Referida representação ao Ministério Público trata da mesma matéria da consulta, agora nominando a empresa contribuinte de ICMS e os valores que supostamente recolhidos antecipadamente e de forma irregular. Salvo melhor juízo, entendemos que o assunto contido no Ofício nº 199/2000 deve ser tratado em processo específico de representação de agente público, pois se reporta a fato concreto. Nesta circunstância, cabe a esta Corte promover as diligências e inspeções necessárias com vista a comprovação dos fatos e adotar as medidas legais pertinentes.
Assim, poderia ser mantida cópia nestes autos e o original servir para constituição de processo específico para apuração dos fatos, o que demandaria o desentranhamento do documento original destes autos.

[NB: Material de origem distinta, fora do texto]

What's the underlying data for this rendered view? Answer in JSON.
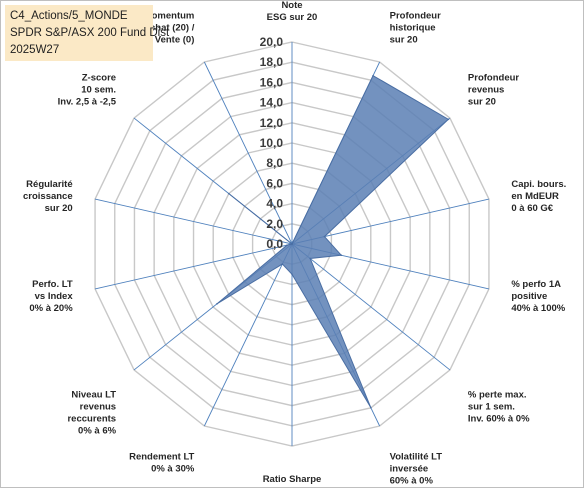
{
  "header": {
    "line1": "C4_Actions/5_MONDE",
    "line2": "SPDR S&P/ASX 200 Fund Dist",
    "line3": "2025W27"
  },
  "chart_data": {
    "type": "radar",
    "title": "",
    "rmin": 0,
    "rmax": 20,
    "tick_step": 2,
    "tick_labels": [
      "0,0",
      "2,0",
      "4,0",
      "6,0",
      "8,0",
      "10,0",
      "12,0",
      "14,0",
      "16,0",
      "18,0",
      "20,0"
    ],
    "grid": true,
    "colors": {
      "fill": "#5b7fb4",
      "stroke": "#4a6ea3",
      "grid": "#c8c8c8",
      "axis": "#4f81bd"
    },
    "categories": [
      [
        "Note",
        "ESG sur 20"
      ],
      [
        "Profondeur",
        "historique",
        "sur 20"
      ],
      [
        "Profondeur",
        "revenus",
        "sur 20"
      ],
      [
        "Capi. bours.",
        "en MdEUR",
        "0 à 60 G€"
      ],
      [
        "% perfo 1A",
        "positive",
        "40% à 100%"
      ],
      [
        "% perte max.",
        "sur 1 sem.",
        "Inv. 60% à 0%"
      ],
      [
        "Volatilité LT",
        "inversée",
        "60% à 0%"
      ],
      [
        "Ratio Sharpe",
        "0 à 2"
      ],
      [
        "Rendement LT",
        "0% à 30%"
      ],
      [
        "Niveau LT",
        "revenus",
        "reccurents",
        "0% à 6%"
      ],
      [
        "Perfo. LT",
        "vs Index",
        "0% à 20%"
      ],
      [
        "Régularité",
        "croissance",
        "sur 20"
      ],
      [
        "Z-score",
        "10 sem.",
        "Inv. 2,5 à -2,5"
      ],
      [
        "Momentum",
        "Achat (20) /",
        "Vente (0)"
      ]
    ],
    "series": [
      {
        "values": [
          0,
          18.5,
          19.8,
          3.3,
          5.0,
          2.3,
          18.0,
          3.0,
          2.2,
          9.5,
          0.5,
          0,
          8.0,
          0
        ]
      }
    ]
  }
}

Pelo exposto, em conclusão da análise da matéria objeto da consulta da Assembléia Legislativa, encaminhada pelo Deputado Estadual Volnei Morastoni, Presidente daquela casa Legislativa, solicitando informações sobre a ocorrência de antecipação de receita vedada pelo art. 37 da Lei Complementar nº 101/00, diante de situação hipotética indicada no Pedido de Informação nº PIC/0033.6/2004, de autoria do Deputado Antônio Carlos Vieira, aprovado na Sessão do dia 18.03.2004, sugere-se ao relator e ao e. Pleno:
1. Conhecer da Consulta formulada por atender aos requisitos de admissibilidade do Regimento Interno deste Tribunal de Contas;
2. No mérito, responder a consulta nos seguintes termos:
2.1. O recebimento, pelo Poder Público, de recursos a título de receita tributária sem prévia existência de fato gerador, em tese, caracteriza situação equiparada a operação de crédito vedada pelo inciso I do art. 37 da Lei Complementar nº 101, de 04 de maio de 2000. "
Da Procuradoria:
Esta procuradoria, analisando os autos, posiciona-se no sentido acompanhar aparecer conclusivo da COG, concordando-se com as conclusões ali anotadas, nada havendo a ser aduzido às mesmas.
É o Relatório
Este Relator, considerando que o Consulente detém legitimidade, para o encaminhamento de consultas a esta Corte de Contas - art. 103, I e 104, III, da res. TC06/2001;
Considerando o Parecer da COG, que é acompanhado na íntegra pela douta Procuradoria, formula ao Egrégio Plenário a seguinte proposta de julgamento:
6.1. Conhecer da consulta formulada por atender aos requisitos de admissibilidade do Regimento Interno deste Tribunal de Contas:
6.2. No mérito, responde-la nos seguintes termos:
6.2.1. O recebimento, pelo Poder Público, de recursos a título de receita tributária sem prévia existência de fato gerador, em tese, caracteriza situação equiparada a operação de crédito vedada pelo inciso I do art. 37 da Lei Complementar nº 101, de 04 de maio de 2000.
Gabinete de Auditor, em 13 maio de 2004
Altair Debona Castelan
Auditor Relator
1
Reinaldo Moreira Bruno. Lei de Responsabilidade Fiscal & Orçamento Municipal. Curitiba: Juruá, 2003, p. 162. 2
Diz-se "faziam", pois partimos da pressuposição de que a lei está sendo cumprida.
3
José Maurício Conti. Comentários à Lei de Responsabilidade Fiscal. Org. Ives Gandra da Silva Martins e Carlos Valder do Nascmento. São Paulo: Saraiva, 2001, p. 237.